Travel, Day 1: Maine to New Hampshire

We've been on the road now for a few days now, and we've stopped to stay with a family member in Toledo, Ohio until the end of the week.
S. on the beach

The first day of travel we left central Maine and reached the southern Maine coast right around sunset.  We got to watch the waves roll in on a small beach in Kennebunkport and see the colors spread across the sky as the sun went down.   It was the most beautiful sunset I've seen in awhile.
 
I was terrified during most of the drive on the first day--I had all kinds of fears: the trailer detaching and flipping over on the highway or wheels falling off and smashing into the windshield of another car.  I couldn't believe we were actually doing what had only been an idea and a dream: pulling a trailer on a cross-country trip with the intention of living out of the trailer and a tent for the next five months.  I'd read about other people's experiences doing just this, but it seemed unreal that we could now be doing it, too.  It was a fantasy come to life.

Photo by Mike Lewinski
We left the beach and headed for a nearby Walmart over the New Hampshire border that allowed rvers to overnight in the back of their lot. We ran into traffic and an unexpectedly closed exit, got turned around and lost, and reached the limits of our endurance.  With the help of the gps, we took a convoluted trip around a gigantic collection of superstores and eventually we landed at the Walmart, where we spent our first night.  We tried to decompress with a visit to a nearby steakhouse, walking in the dark through areas that were clearly not planned with pedestrians in mind, but found there would be a half-hour wait for a table.  We'd forgotten it was Friday night and everyone in the nearby suburbs had congregated at the neighborhood chain restaurant to unwind.  We needed food and soon, so we reluctantly wrenched ourselves away from the smell of cooking steak and walked back to the Walmart parking lot.  I've already forgotten what we ate instead, something from Walmart.  We made up our beds and I was asleep shortly after eating. 
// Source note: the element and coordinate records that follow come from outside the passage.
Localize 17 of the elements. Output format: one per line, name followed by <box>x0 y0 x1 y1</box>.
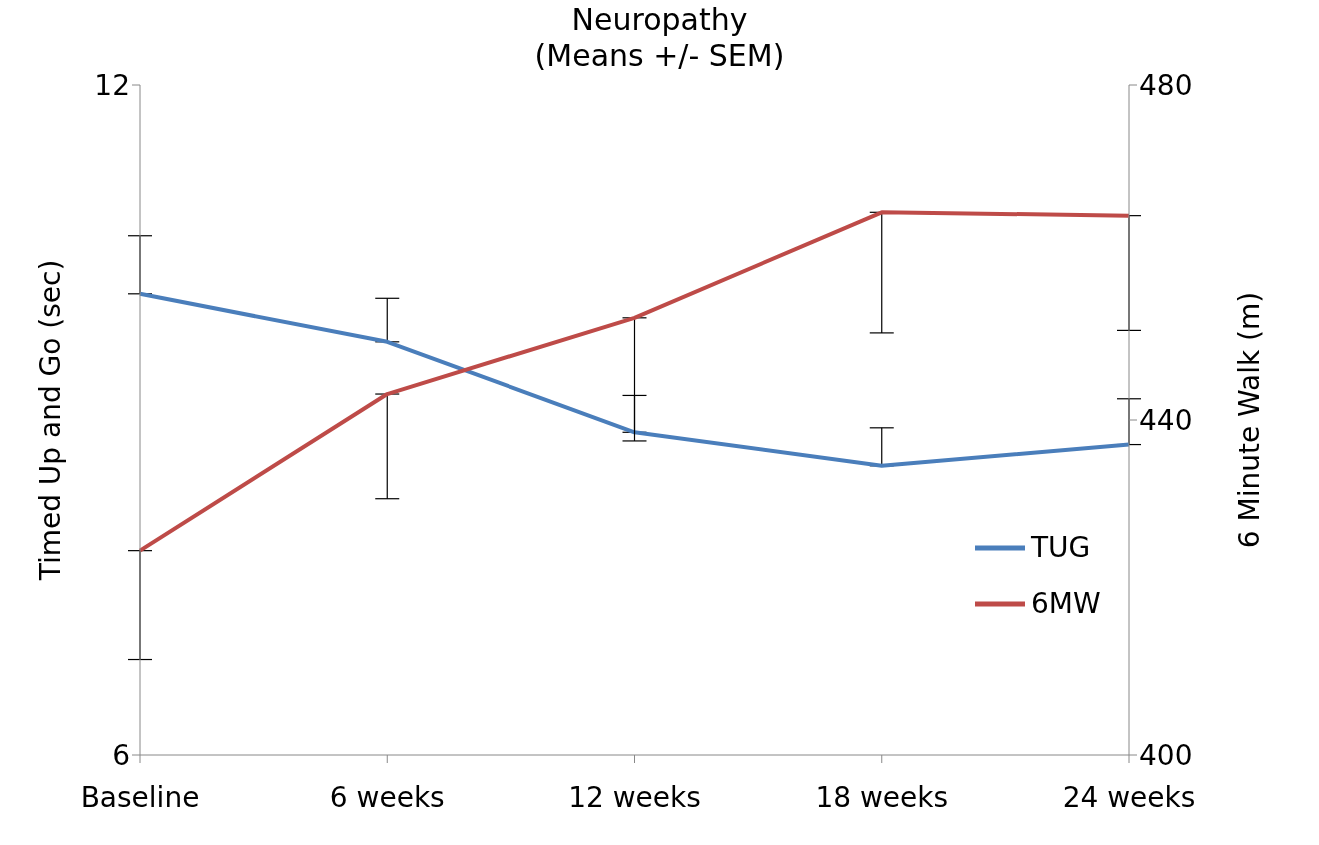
y2-tick-label: 400 <box>1139 738 1193 772</box>
x-tick-label: Baseline <box>80 780 200 814</box>
y-axis-title: Timed Up and Go (sec) <box>33 259 67 582</box>
x-tick-label: 24 weeks <box>1062 780 1196 814</box>
y2-tick-label: 480 <box>1139 68 1193 102</box>
legend-label: TUG <box>1031 530 1091 566</box>
line-series <box>138 291 1131 468</box>
chart-title: Neuropathy <box>570 2 749 38</box>
x-tick-label: 6 weeks <box>329 780 445 814</box>
x-tick-label: 18 weeks <box>815 780 949 814</box>
y-tick-label: 6 <box>112 738 130 772</box>
legend-label: 6MW <box>1031 586 1101 622</box>
y-tick-label: 12 <box>94 68 130 102</box>
chart-subtitle: (Means +/- SEM) <box>534 38 785 73</box>
x-tick-label: 12 weeks <box>568 780 701 814</box>
y2-tick-label: 440 <box>1139 403 1193 437</box>
y2-axis-title: 6 Minute Walk (m) <box>1232 291 1266 549</box>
Before we left our home I downloaded an app that locates Walmarts on a map and provides information from other users about whether each store does or does not allow overnight camping for rvers.  This has proved to be incredibly useful and I highly recommend it: http://www.allstays.com/c/wal-mart-locations.htm.  It also gives phone numbers of individual stores so you can call and confirm whether or not you'll be welcomed, and provides an overview of nearby facilities.

We'd been unable to find winter home for one of our cats so we brought her along with us.  We have plans for her to stay at a relative's home but for now, she's a nomad, just like us.  She's fifteen years old and has proven to be remarkably adaptable.  She slept with M. on one bed on that first night, and the dog slept with me on the other.  That makes two adult humans, a dog, and a cat co-habitating in a thirteen foot long trailer.  Oh, and that thirteen feet includes the length of the trailer hitch.  So, yeah, cozy.